ORLANDO, Fla. -- The Los Angeles Clippers were distraught and dejected, stunned after losing two things Tuesday night.
Their game to the Orlando Magic. Their general manager Mike Dunleavy.
The way both happened caught them by surprise.
Dwight Howard had 22 points and 15 rebounds to help the Magic roll past the Clippers 113-87 to tie a season high with their sixth straight victory.
After Los Angeles announced in the middle of the game that Dunleavy and the team were parting ways, interim coach Kim Hughes delivered the news to his players during his postgame speech.
"It's just like another monkey wrench in a roller-coaster season for us," said Clippers guard Baron Davis, who was nauseous, dizzy and had a stomachache earlier in the day.
The Magic left the Clippers just as woozy.
"I liked the way we approached the game coming off a big win the other night," Magic coach Stan Van Gundy said. "There was no letdown, especially in the second half. We played well and hard, and we didn't turn the ball over in the first half. It was just a mature, very solid approach."
Not so much for the Clippers.
Davis fought through the sickness that forced him to miss the morning shootaround. He came off the bench to finish with 16 points, and Chris Kaman added 12 as Los Angeles lost for the sixth time in the last seven games.
The announcement came barely a month after Dunleavy relinquished his head coaching duties to focus solely on being general manager.
"I thought Mike was going to focus on being the GM and that's what I thought was going to be the course of event. I'm a little bit shocked it occurred," Hughes said.
His team's play on the court reinforced a long-standing view in Los Angeles: They're not the Lakers.
Los Angeles' other team didn't have as much effort or offer as much talent to slow down Orlando as the Lakers did in a back-and-forth finish Sunday. The Clippers had little intensity and allowed the Magic to put this one away early, turning things into a highlight show.

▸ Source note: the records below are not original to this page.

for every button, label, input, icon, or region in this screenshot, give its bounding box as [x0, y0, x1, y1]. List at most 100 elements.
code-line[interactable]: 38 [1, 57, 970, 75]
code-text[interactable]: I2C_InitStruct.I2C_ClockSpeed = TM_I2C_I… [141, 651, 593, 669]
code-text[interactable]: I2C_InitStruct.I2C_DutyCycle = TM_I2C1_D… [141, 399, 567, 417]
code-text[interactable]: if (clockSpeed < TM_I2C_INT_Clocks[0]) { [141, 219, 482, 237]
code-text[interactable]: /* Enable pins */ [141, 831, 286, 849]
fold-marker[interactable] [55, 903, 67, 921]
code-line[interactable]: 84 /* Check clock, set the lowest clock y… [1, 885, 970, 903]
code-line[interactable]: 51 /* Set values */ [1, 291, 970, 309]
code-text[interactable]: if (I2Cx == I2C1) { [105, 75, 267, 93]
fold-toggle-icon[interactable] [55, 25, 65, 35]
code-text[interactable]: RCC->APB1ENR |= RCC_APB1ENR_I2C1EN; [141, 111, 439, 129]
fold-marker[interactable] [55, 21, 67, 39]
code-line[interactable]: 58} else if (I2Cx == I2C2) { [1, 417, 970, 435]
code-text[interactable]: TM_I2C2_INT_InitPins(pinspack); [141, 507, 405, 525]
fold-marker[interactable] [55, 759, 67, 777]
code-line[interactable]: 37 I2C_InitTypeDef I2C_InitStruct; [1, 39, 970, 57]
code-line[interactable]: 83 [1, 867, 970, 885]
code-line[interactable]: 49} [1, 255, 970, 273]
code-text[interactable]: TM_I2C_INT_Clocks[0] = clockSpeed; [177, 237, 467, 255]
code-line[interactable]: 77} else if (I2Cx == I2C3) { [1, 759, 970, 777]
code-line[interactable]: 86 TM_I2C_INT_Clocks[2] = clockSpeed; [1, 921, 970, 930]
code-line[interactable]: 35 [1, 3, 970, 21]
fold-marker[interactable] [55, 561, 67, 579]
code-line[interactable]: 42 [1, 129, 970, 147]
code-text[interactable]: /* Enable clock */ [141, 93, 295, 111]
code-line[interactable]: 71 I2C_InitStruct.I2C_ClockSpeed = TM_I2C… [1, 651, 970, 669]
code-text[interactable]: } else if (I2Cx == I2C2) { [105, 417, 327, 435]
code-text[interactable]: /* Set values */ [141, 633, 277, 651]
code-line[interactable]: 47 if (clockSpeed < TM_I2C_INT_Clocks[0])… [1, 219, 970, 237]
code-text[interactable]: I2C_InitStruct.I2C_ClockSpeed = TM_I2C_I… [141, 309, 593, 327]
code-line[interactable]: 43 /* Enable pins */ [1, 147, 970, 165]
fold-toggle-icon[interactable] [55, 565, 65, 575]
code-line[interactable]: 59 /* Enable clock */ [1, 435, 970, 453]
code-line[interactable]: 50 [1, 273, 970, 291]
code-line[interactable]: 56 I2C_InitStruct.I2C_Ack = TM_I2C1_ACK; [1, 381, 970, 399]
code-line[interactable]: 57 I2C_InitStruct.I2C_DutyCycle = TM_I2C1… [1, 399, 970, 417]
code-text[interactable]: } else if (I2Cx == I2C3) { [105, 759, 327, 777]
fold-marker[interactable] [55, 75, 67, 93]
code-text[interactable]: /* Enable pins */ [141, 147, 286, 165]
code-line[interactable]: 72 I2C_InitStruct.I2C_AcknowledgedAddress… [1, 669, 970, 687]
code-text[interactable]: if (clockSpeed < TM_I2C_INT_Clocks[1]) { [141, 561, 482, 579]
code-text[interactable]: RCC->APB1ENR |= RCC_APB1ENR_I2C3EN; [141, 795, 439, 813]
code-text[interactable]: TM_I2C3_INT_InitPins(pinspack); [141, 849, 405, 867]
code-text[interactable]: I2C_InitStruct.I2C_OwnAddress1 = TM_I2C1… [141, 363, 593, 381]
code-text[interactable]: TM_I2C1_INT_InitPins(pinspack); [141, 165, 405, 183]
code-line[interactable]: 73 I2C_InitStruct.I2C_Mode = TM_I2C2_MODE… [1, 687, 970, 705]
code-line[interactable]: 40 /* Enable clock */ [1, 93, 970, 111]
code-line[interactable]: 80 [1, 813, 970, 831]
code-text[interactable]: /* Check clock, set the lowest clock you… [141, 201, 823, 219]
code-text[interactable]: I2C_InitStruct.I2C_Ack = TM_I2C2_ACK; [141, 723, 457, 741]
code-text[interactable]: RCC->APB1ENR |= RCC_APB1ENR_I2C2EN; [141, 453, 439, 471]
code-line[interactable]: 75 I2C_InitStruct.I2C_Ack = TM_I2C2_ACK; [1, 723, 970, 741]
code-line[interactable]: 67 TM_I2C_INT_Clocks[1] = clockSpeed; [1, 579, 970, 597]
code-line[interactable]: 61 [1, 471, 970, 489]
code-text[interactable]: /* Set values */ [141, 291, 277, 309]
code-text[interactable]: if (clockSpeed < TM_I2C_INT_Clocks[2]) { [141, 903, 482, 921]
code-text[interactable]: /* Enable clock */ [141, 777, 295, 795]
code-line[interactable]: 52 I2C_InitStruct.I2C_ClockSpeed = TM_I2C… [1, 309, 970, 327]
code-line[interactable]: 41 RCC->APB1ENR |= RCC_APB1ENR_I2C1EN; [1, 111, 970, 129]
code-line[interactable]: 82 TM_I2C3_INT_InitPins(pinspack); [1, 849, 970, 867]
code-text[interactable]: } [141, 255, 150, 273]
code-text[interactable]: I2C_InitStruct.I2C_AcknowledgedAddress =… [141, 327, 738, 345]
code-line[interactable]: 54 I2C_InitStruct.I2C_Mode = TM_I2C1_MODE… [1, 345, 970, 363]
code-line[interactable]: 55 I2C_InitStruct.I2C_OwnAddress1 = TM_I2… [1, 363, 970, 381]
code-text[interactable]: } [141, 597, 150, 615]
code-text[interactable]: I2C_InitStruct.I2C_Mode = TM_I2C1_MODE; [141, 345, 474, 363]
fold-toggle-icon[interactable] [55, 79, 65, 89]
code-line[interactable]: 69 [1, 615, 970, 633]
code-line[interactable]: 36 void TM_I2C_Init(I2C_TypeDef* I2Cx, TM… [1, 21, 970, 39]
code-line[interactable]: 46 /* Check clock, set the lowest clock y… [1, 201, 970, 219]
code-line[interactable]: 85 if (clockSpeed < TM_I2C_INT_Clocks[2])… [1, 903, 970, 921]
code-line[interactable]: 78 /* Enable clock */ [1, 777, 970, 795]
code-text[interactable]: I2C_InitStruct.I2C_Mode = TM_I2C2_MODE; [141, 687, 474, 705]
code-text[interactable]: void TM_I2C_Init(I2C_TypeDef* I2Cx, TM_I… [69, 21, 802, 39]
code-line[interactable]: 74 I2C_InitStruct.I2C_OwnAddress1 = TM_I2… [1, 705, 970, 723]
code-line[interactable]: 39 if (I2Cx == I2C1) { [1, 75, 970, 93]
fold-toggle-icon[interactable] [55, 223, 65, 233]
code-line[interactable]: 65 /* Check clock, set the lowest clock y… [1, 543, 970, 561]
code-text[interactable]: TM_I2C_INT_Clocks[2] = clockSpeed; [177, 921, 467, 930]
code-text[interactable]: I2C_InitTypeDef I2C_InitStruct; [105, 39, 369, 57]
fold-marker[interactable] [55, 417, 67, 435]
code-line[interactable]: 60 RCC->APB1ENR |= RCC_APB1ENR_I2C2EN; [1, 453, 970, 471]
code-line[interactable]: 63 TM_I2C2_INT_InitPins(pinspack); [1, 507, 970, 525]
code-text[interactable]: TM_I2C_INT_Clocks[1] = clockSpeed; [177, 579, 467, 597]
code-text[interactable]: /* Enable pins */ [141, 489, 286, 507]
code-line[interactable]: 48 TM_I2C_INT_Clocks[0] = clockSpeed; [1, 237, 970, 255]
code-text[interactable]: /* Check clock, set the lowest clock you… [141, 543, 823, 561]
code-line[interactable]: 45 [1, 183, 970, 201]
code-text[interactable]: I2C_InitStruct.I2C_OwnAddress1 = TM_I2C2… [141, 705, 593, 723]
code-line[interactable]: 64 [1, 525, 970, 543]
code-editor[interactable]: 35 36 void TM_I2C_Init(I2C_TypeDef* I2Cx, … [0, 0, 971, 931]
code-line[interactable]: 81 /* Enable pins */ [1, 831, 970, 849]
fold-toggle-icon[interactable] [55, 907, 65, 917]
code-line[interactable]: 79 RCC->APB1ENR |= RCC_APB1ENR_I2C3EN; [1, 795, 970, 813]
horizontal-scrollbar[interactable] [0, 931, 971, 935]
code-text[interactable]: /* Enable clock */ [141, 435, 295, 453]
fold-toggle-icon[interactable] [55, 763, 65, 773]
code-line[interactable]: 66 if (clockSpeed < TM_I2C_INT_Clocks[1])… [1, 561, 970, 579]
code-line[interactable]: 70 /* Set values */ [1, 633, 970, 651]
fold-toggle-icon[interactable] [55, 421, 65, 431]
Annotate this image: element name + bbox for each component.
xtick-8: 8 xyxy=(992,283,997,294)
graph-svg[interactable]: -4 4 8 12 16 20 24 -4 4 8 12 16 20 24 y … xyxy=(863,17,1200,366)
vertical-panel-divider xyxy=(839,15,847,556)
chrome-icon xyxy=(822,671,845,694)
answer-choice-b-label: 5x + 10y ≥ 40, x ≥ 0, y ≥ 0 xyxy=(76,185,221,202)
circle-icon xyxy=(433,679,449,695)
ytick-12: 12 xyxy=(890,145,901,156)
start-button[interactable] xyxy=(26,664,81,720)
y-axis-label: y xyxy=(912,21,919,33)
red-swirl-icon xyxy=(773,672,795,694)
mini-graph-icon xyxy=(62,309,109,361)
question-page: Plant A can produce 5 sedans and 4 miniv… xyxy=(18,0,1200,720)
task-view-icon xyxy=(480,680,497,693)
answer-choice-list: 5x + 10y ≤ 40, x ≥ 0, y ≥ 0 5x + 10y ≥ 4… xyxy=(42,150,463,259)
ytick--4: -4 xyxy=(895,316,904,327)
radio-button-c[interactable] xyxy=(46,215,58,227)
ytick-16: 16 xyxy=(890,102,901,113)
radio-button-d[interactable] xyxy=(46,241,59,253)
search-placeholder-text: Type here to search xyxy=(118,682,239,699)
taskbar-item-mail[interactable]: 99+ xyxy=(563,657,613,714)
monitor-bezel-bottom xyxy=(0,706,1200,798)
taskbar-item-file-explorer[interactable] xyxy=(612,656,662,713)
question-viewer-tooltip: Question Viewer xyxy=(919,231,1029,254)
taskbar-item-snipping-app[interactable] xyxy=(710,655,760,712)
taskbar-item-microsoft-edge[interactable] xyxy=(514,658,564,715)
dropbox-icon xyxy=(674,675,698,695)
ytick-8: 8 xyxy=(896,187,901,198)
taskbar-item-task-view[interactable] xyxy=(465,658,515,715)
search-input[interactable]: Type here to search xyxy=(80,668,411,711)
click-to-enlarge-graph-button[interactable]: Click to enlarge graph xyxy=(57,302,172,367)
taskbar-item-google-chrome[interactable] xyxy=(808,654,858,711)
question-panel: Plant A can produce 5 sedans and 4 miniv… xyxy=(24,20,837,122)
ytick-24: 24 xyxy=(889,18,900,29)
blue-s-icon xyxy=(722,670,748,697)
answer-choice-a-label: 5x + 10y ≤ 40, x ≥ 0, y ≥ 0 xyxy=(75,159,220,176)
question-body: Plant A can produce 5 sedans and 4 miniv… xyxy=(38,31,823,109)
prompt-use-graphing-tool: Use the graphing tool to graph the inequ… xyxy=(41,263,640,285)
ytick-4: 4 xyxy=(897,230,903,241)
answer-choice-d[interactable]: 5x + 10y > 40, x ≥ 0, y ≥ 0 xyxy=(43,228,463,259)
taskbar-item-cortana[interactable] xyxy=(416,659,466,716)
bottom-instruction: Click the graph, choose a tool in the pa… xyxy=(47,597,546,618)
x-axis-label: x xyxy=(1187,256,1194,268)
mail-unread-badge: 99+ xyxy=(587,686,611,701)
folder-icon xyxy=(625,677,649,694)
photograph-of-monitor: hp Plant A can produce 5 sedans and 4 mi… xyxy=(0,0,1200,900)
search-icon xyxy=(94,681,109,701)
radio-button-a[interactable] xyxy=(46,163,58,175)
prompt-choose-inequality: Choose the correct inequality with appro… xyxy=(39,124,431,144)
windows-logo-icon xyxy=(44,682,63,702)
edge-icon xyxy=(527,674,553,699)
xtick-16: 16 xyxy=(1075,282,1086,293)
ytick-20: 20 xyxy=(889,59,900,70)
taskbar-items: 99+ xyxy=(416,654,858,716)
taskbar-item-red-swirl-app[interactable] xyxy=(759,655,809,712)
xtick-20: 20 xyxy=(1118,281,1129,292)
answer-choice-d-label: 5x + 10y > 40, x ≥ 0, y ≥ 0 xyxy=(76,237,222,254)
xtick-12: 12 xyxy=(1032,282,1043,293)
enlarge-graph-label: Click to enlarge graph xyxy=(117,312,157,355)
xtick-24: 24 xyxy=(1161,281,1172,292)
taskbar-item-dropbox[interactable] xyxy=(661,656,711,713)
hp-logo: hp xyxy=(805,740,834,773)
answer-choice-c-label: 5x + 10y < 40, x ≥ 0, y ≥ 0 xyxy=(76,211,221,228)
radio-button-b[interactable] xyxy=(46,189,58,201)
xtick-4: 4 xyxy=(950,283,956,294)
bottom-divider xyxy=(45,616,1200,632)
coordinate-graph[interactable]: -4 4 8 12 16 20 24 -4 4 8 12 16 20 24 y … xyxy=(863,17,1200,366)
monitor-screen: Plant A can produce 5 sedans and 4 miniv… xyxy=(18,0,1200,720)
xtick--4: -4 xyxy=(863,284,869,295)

It was hardly a shocker that Howard led the way -- except for the way he did.
Sure, Howard had his blocks, swatting one of Drew Gooden's shots into the seats near the Clippers' bench. And he had his dunks, hustling on one play to beat Kaman down court and finish with a two-handed slam.
But his ballhandling skills? That one surprised everybody.
The All-Star center took a rebound and led a fast break late in the second quarter. He made a quick dribble down the lane before he dished to Brandon Bass for a dunk, bringing a crowd that had exhausted itself two days earlier back to its feet.
"For a second, I thought I was Magic [Johnson]," Howard joked.
Howard spread his arms wide mimicking an airplane in celebration, smiling, laughing, rousing the fans in a game that otherwise lacked drama. The play highlighted a big first half for the Magic and their big man, with Howard's 18 points and 11 rebounds -- playing all 24 minutes -- before intermission giving them a 67-41 lead.
It was obvious Van Gundy wanted to seal the victory quickly. He played Howard the first 32 minutes before relieving his star center for good.
"It may not look like it, but I played my normal minutes. I just played them all together," Howard said. "I was a little winded from my coast-to-coast, but other than that, I was good."
And the minutes were far too much for the Clippers.
"They just did whatever they wanted to," Davis said. "It wasn't a game."
Like so many others for the Clippers.
Gooden makes his home in the Orlando area, but getting to sleep in his own bed Monday night was more than just a perk. Gooden, who has had two stints with the Magic and shuffled around the league the last eight years, said this is the first season he hasn't taken his bed to his new team's city. "The bed was so good, I took two naps today," he said. ... Magic small forward Matt Barnes and reserve center Adonal Foyle both celebrated birthdays Tuesday. Barnes turned 30, and Foyle is now 35.